We're already over a month into the new year, but I figured it'd still be fun to talk about all the books I'm excited to get my hands on in 2016.
2015 was a really great year for books, specifically young adult novels. I read so many great stories and there are so many others I didn't get to, but have heard great things about. With all that excellence in literature, you'd think there'd be nothing to look forward to for 2016. Nope! Stories are eternal and there are still so many to look forward to!
Passenger by Alexandra Bracken (January 5th) - Look at that cover! LOOK AT IT. I got a eARC last week and although I want to read it so bad, I'm definitely a physical book kinda gal. There is no way I could explain this novel better than the synopsis so I won't even try, but promises of time-travel intrigue and self-discovery lead me to incredibly high-expectations.
Truthwitch by Susan Dennard (January 5th) - I happen to be obsessed with Susan Dennard's blog and twitter, but I haven't actually read any of her novels, despite owning quite a few. In Truthwitch, Dennard weaves a story about a continent where the magic of the Truthwitch, a witch who can tell the truth from a lie, is valuable enough that Safi has to hide her abilities. It seems like a perfect high fantasy that delves into witch-y things and I've heard some pretty amazing things about it.
Stars Above by Marissa Meyer (February 2nd) - The downside to getting the wonderful thing that is Winter a month ago? The Lunar Chronicles is now complete, there is no more stories to read. Well, kind of. Stars Above is a bind up of all the 4 TLC novellas (none of which I've read) as well as a 5 new stories and bonus story that includes a marriage. I. Can't. Wait.
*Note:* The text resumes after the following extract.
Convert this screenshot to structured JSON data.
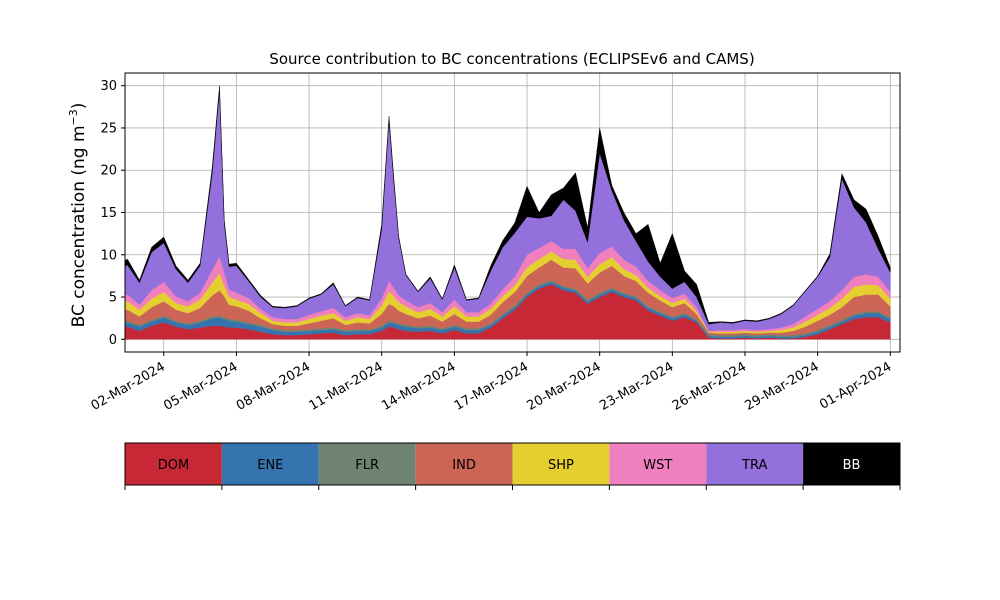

BlackHearts by Nicole Castroman (February 9th) - I'm really into pirates. I blame my early obsession with Peter Pan (which ironically could also explain my obsession with youth). I'm also really into retellings. BlackHearts is a Blackbeard retelling, but instead of focusing on what I consider his more menacing years, this novel seems to explain his earlier years as a boy who just wants to escape his life for the ocean of possibilities and a life at sea. Gimme, gimme!
Lady Midnight by Cassandra Clare (March 8th) - So long as Cassandra Clare continues to write novels in the Shadowhunter world, I will continue to devour them. The main characters are Emma Carstairs (JEM <3) and Julian Blackthorn, two characters we met and totally fell in love with in City of Heavenly Fire, and they are trying to find out who killed Emma's parents. Plus, the Shadowhunters show on Freeform makes me eager to jump into this world all over again.
This Savage Song by Victoria Schwab (June 7th) - Holy gorgeous cover! I've been wanting to get into Schwab's writing but haven't known where to beginning. All of her novels sound so freaking good. I read the synopsis of this novel, the first in a new series, and I legit felt my eyes pop out of their sockets. Monsters are running lose and sucking out people's souls using music, some monsters are helping to save humans, but it all descends into chaos quickly. Honestly, I'm doing a terrible job at describing it, so click here for a better summary.
Heartless by Marissa Meyer (November 8th) - Surprise surprise, another retelling. Not that it'd matter anyways, I'm sure I'll read anything by Marissa Meyer. But it is an Alice and Wonderland retelling and if it's anything like what I've come to expect from Meyer, than it should be whimsical and nostalgic but also interesting in its own regard.
Throne of Glass #5 by Sarah J. Maas (September) - Queen of Shadows may not have been the picture of perfection that it was for everyone else, but that doesn't mean I'm not excited to continue on with this series. I won't say much else for risk of spoiling things, but it seems like the story's finally coming to a head and I can't wait to see what happens next.
I drafted this post months ago, and since then about a dozen books have popped onto my radar (including The Love That Split The World - seriously, check it out!). I simply will never run out of books.